The state health exchanges that are central to the Patient Protection and Affordable Care Act are costing the federal government more than twice its initial budget to complete.
The Obama administration expects to have spent $4.4 billion in fiscal 2012 and 2013 on grants to states that are building new marketplaces to sell subsidized health insurance, according to budget proposals released today for 2014. A year ago, the administration had anticipated spending about $2 billion.
Including grants the administration expects to make in 2014, costs for the state-run exchanges will reach about $5.7 billion. The budget overrun doesn’t include the extra money needed to set up a “Federally Facilitated Exchange” in 34 states that chose not to cooperate with President Barack Obama’s initiative.
“It’s a lot more complicated than anybody imagined,” says Joseph Antos, a health economist at the nonprofit American Enterprise Institute who advises the Congressional Budget Office. “To be fair to CBO, this is one of the many areas where they didn’t know how big the bread box was, much less what was in it.”
When Congress passed PPACA in 2010, lawmakers envisioned most states would build the exchanges, and they were told by their own budget accountants that the startup costs would be about $2 billion.
Initially billed as a Travelocity or Expedia for health insurance, the exchanges will operate more like tax-preparation software, asking customers a series of questions about their income, work and families and drawing on multiple government databases to determine eligibility for insurance programs and subsidies. The exchanges are supposed to open in October to begin enrolling people in plans that start Jan. 1.
Brian Cook, a spokesman for the U.S. Centers for Medicare and Medicaid Services, which is managing exchange construction, didn’t immediately comment.
Sixteen states and the District of Columbia are building their own exchanges using federal grants. The Obama administration is building all or part of the exchanges in 34 other states whose governors or legislatures didn’t want to do the work.

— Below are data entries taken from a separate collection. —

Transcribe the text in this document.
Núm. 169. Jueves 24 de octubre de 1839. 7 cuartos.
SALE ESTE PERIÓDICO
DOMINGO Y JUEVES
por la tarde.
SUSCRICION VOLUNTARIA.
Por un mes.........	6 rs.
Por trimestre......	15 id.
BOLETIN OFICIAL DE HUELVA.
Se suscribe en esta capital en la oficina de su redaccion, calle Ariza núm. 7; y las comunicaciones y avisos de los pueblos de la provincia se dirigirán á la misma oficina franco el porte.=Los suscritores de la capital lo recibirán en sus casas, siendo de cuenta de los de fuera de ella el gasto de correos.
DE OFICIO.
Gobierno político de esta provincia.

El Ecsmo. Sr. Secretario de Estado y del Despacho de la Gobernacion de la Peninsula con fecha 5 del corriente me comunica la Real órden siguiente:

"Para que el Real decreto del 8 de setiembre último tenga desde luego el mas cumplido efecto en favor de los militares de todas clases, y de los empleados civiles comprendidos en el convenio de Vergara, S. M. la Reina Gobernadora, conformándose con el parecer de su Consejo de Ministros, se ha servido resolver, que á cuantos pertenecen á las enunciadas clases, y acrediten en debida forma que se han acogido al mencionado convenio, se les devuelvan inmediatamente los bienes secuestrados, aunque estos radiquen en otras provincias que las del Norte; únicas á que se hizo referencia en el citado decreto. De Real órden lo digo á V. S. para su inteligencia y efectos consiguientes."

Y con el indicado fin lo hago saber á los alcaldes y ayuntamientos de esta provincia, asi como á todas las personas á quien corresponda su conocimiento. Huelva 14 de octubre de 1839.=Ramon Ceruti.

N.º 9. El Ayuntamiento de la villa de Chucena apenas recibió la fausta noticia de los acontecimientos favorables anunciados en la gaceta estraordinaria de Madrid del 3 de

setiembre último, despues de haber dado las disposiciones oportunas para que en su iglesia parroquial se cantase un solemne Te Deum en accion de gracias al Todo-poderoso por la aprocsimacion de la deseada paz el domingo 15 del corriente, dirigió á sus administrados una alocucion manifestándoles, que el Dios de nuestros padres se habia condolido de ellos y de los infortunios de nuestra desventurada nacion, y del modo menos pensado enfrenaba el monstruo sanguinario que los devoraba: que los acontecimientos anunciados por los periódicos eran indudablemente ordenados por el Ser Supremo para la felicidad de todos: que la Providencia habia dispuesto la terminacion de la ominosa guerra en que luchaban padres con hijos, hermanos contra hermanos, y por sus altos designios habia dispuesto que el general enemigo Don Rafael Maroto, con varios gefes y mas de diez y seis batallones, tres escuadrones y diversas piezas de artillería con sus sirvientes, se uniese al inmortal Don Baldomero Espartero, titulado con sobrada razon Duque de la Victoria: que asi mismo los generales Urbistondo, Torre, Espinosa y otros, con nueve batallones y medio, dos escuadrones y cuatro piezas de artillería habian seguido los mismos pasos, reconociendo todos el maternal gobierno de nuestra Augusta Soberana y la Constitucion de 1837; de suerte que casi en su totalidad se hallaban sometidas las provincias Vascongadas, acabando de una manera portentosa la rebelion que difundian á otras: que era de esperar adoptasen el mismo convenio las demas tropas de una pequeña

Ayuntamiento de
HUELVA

The scope of the spending shouldn’t be a surprise, says Gary Claxton, a vice president at the nonprofit Kaiser Family Foundation, which has tracked development of the exchanges.
“It’s a major new health program that’s going to provide not just insurance but a regulated market with new types of products and financial assistance, with premium tax credits and cost-sharing subsidies to millions of people,” he says. “Particularly at the startup, that’s a big enterprise.”